I have to solve this congruence: $x^3 \equiv 1\,(\mod\;101)$ , but I I can't understand some steps, $$ x^3 \equiv 1\,(\mod\;101) \\ \gcd(3,100)=1\\ 3a+100b=1\\ x^1\equiv x^{3a+100b} \equiv1^a\cdot1^b\equiv 1\;(\mod\;101) $$ Solution:$x \equiv 1 \;(\mod\;101)$
In particular, I don't understand what the $3$ of the greatest common divisor represents(is it the exponent?) and why $x^{3a+100b}$ is equivalent to $1^a\cdot1^b$.
On
$101$ is prime, so the nonzero residues modulo $101$ form a cyclic group of order $100$ (under multiplication modulo $101$). Since $\gcd(3,100)=1$ it follows that the map that takes $x$ to $x^3$ is one-one and onto, so $x^3\equiv1\bmod{101}$ has exactly one solution. Since $x=1$ is obviously a solution, it is the only solution.

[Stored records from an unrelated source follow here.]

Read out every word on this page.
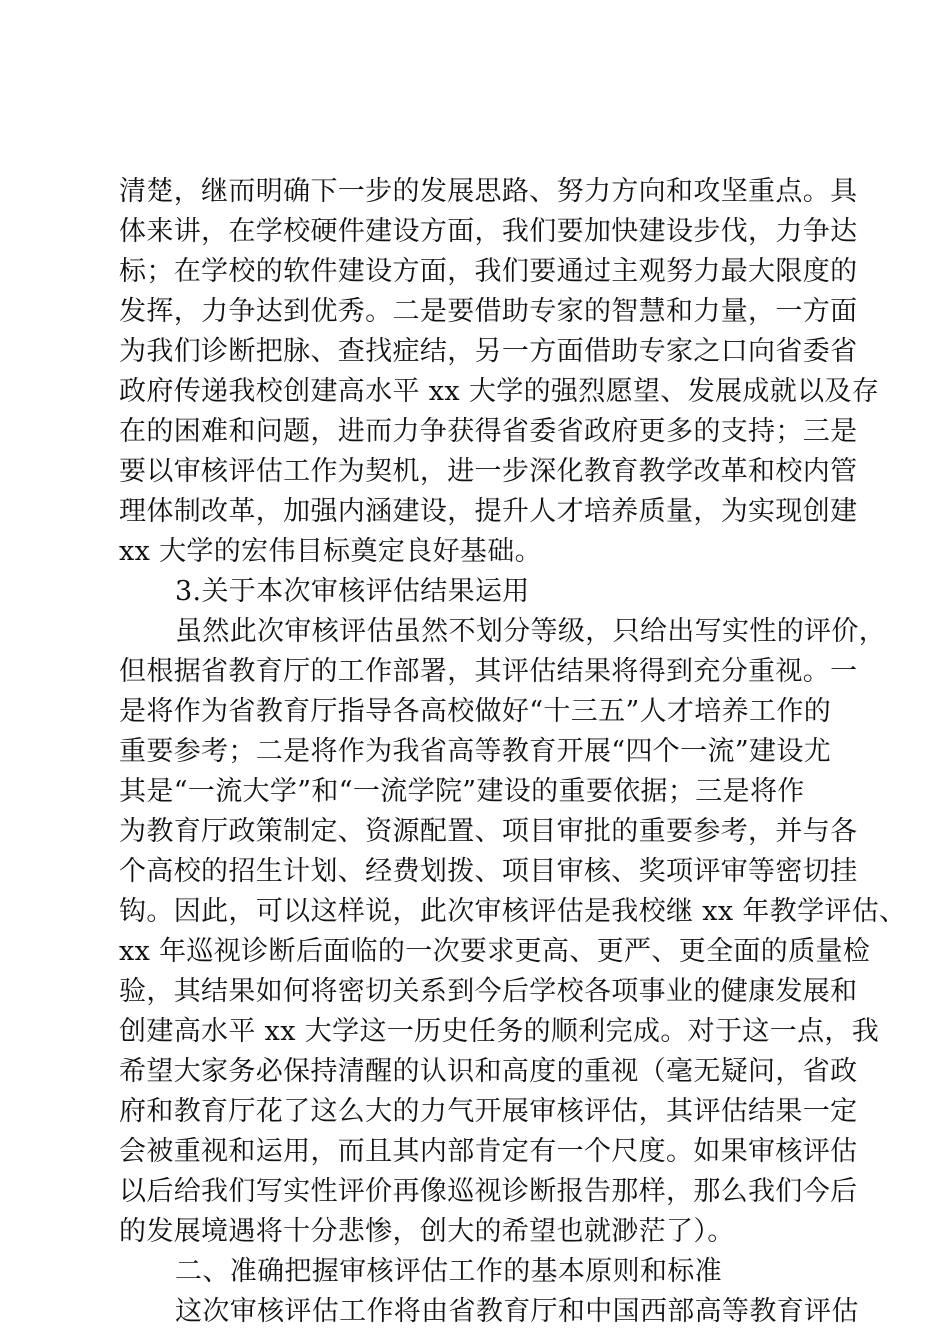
清楚，继而明确下一步的发展思路、努力方向和攻坚重点。具
体来讲，在学校硬件建设方面，我们要加快建设步伐，力争达
标；在学校的软件建设方面，我们要通过主观努力最大限度的
发挥，力争达到优秀。二是要借助专家的智慧和力量，一方面
为我们诊断把脉、查找症结，另一方面借助专家之口向省委省
政府传递我校创建高水平 xx 大学的强烈愿望、发展成就以及存
在的困难和问题，进而力争获得省委省政府更多的支持；三是
要以审核评估工作为契机，进一步深化教育教学改革和校内管
理体制改革，加强内涵建设，提升人才培养质量，为实现创建
xx 大学的宏伟目标奠定良好基础。
3.关于本次审核评估结果运用
虽然此次审核评估虽然不划分等级，只给出写实性的评价，
但根据省教育厅的工作部署，其评估结果将得到充分重视。一
是将作为省教育厅指导各高校做好“十三五”人才培养工作的
重要参考；二是将作为我省高等教育开展“四个一流”建设尤
其是“一流大学”和“一流学院”建设的重要依据；三是将作
为教育厅政策制定、资源配置、项目审批的重要参考，并与各
个高校的招生计划、经费划拨、项目审核、奖项评审等密切挂
钩。因此，可以这样说，此次审核评估是我校继 xx 年教学评估、
xx 年巡视诊断后面临的一次要求更高、更严、更全面的质量检
验，其结果如何将密切关系到今后学校各项事业的健康发展和
创建高水平 xx 大学这一历史任务的顺利完成。对于这一点，我
希望大家务必保持清醒的认识和高度的重视（毫无疑问，省政
府和教育厅花了这么大的力气开展审核评估，其评估结果一定
会被重视和运用，而且其内部肯定有一个尺度。如果审核评估
以后给我们写实性评价再像巡视诊断报告那样，那么我们今后
的发展境遇将十分悲惨，创大的希望也就渺茫了）。
二、准确把握审核评估工作的基本原则和标准
这次审核评估工作将由省教育厅和中国西部高等教育评估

Yes, the $3$ in $\gcd(3,100)=1$ is the exponent in the equation (which is a cubic equation b.t.w.).
As to $x^{3a+100b}$, it is equal to $x^{3a}x^{100b}=(x^3)^a(x^{100})^b=1^a(x^{100})^b$, and $x^{100}\equiv 1\bmod 101$ by lil' Fermat, since $101$ is prime.